Submitted to: Genetic Resources and Crop Evolution
Publication Type: Peer Reviewed Journal
Publication Acceptance Date: 9/23/2019
Publication Date: 2/13/2020
Citation: Jaradat, A.A. 2020. Comparative assessment of einkorn and emmer wheat phenomes: II. Phenotypic integration. Genetic Resources and Crop Evolution. 67(3):655-684. https://doi.org/10.1007/s10722-019-00840-3.
DOI: https://doi.org/10.1007/s10722-019-00840-3

Interpretive Summary: Einkorn and emmer hulled wheat species underwent major changes and accumulated differences in their characteristics during their long history of cultivation under domestication. These changes affected their adaptation to and yield potential in different environment around the world. Naturally, most changes under domestication contributed to securing stable yield. However, maximum yield was not an objective under changing environments and subsistence farming. During centuries of evolution under domestication, different intensities of selection pressure may have acted differentially upon single or multiple traits. Therefore, it produced einkorn and emmer varieties with divergent levels of trait integration. Also, it resulted in the development of strategies linked to resource conservation. A collection of einkorn and emmer, representing different origins and improvement status of both species, was evaluated for the strength of trait relationships using several analysis methods. These trait relationships were assumed as indicators of the of plant's ability to respond to changing environmental conditions and management practices. Generally, emmer exhibited larger levels of closely linked traits than einkorn making it more challenging for the species to withstand future stresses and to adapt to changing environmental conditions. The study indicated that there are many opportunities and benefits in influencing future agroecosystems. This can be possible if agronomists and plant breeders compile databases on the strength of multiple traits in einkorn and emmer and use the data to develop more resilient and productive cultivars of both species.

Technical Abstract: Phenotypic integration, as the outcome of the number and strength of (co)variation among phenotypic traits in the evolutionary-related diploid einkorn (Triticum monococcum L. subsp. monococcum) and tetraploid emmer wheat [Triticum turgidum subsp. dicoccon (Schrank) Thell.], was estimated for seven modules (i.e., area, density, dimensions, dry weight, ecophysiology, structure, and yield components) based on 110 traits measured or estimated on plant, tiller, leaf, spike, spikelet and kernel samples at three growth stages during four growing seasons. Classical methods of phenotypic integration assessment using algorithms for dimensionality reduction, matrix correlation, ordination, discrimination, multidimensional scaling and functional relationships, generated insightful but inconsistent estimates of phenotypic integration; thus, making it challenging to compare the strength of integration across species and modules. Divergence between einkorn and emmer due to polyploidy, although evident at the mean phenotypic index at whole plant phenotypic level (0.37±0.08 and 0.59±0.09, respectively), was manifested more at the reproductive than at the vegetative level; while emmer exhibited larger correct classification (86.0%) than einkorn (69.5%) at a multidimensional scale. A standardized z-score, which was based on partial least squares analysis of trait variation, when adjusted for plant size, provided unbiased estimates of phenotypic integration indices comparable across modules and species (minimum z-score of 16.9±1.1 for density module in einkorn to 32.1±2.0, for yield components module in emmer).
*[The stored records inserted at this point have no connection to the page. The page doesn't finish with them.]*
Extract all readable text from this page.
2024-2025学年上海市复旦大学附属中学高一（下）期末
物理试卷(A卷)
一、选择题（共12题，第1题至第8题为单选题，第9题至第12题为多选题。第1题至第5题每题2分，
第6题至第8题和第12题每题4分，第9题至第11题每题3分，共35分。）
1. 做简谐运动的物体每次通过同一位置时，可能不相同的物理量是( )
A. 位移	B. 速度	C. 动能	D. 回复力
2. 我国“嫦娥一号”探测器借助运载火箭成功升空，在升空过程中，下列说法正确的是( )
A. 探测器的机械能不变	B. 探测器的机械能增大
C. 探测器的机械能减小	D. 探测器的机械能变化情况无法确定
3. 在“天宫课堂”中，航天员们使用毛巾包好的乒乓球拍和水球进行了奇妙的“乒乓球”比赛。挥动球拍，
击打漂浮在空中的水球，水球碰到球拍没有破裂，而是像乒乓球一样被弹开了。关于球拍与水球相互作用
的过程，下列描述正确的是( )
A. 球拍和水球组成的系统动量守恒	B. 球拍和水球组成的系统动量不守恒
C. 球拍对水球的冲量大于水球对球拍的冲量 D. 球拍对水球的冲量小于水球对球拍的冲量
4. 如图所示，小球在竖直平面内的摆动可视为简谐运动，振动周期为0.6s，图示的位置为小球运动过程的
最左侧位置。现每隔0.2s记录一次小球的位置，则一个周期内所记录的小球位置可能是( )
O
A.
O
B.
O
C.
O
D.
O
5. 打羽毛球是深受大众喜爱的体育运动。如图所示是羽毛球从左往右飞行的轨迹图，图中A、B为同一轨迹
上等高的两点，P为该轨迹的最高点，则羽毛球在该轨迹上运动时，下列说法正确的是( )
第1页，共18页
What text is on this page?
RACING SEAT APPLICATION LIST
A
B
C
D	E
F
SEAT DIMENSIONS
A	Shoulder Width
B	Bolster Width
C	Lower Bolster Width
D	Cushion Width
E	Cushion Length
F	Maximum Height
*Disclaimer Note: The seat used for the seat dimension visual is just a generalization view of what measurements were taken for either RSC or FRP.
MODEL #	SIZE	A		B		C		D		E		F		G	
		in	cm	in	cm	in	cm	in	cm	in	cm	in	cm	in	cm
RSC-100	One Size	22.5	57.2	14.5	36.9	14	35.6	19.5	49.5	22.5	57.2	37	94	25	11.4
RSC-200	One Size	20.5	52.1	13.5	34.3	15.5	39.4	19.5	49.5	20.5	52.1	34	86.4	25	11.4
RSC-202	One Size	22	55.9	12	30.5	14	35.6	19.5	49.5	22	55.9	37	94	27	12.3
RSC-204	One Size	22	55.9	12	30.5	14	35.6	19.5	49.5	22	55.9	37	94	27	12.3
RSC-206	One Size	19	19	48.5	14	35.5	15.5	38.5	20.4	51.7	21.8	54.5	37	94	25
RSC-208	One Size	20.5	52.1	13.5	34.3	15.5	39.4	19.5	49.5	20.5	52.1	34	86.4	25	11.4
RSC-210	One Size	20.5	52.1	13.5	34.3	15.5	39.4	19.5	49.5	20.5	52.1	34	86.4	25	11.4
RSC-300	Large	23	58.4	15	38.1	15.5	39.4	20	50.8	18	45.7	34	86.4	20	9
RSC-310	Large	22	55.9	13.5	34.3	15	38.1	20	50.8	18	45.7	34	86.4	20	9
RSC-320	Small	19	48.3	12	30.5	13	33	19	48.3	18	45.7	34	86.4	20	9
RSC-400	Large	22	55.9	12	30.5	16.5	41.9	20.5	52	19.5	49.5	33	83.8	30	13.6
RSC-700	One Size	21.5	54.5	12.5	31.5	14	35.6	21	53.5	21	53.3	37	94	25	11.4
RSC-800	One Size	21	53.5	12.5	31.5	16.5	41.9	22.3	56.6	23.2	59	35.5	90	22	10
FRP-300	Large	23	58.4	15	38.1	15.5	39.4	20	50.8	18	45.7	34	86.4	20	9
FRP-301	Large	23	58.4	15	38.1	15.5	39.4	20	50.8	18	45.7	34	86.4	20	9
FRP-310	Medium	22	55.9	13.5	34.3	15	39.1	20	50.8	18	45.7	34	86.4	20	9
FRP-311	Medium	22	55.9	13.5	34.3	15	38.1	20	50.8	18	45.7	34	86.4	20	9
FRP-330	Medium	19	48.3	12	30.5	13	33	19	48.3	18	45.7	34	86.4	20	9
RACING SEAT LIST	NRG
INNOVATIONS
These differences could be attributed to the different numbers of significant common principal components shared between the species with a range from three (area module) to nine (dimensions module) components. Future research needs to explore how inter- and intraspecific phenotypic variation affect population dynamics and performance under field conditions. Therefore, considerable opportunities and benefits, in influencing the structure and function of agroecosystems, are expected if intraspecific trait databases are developed for einkorn and emmer wheats, two of the earliest domesticates, as potential alternative crops.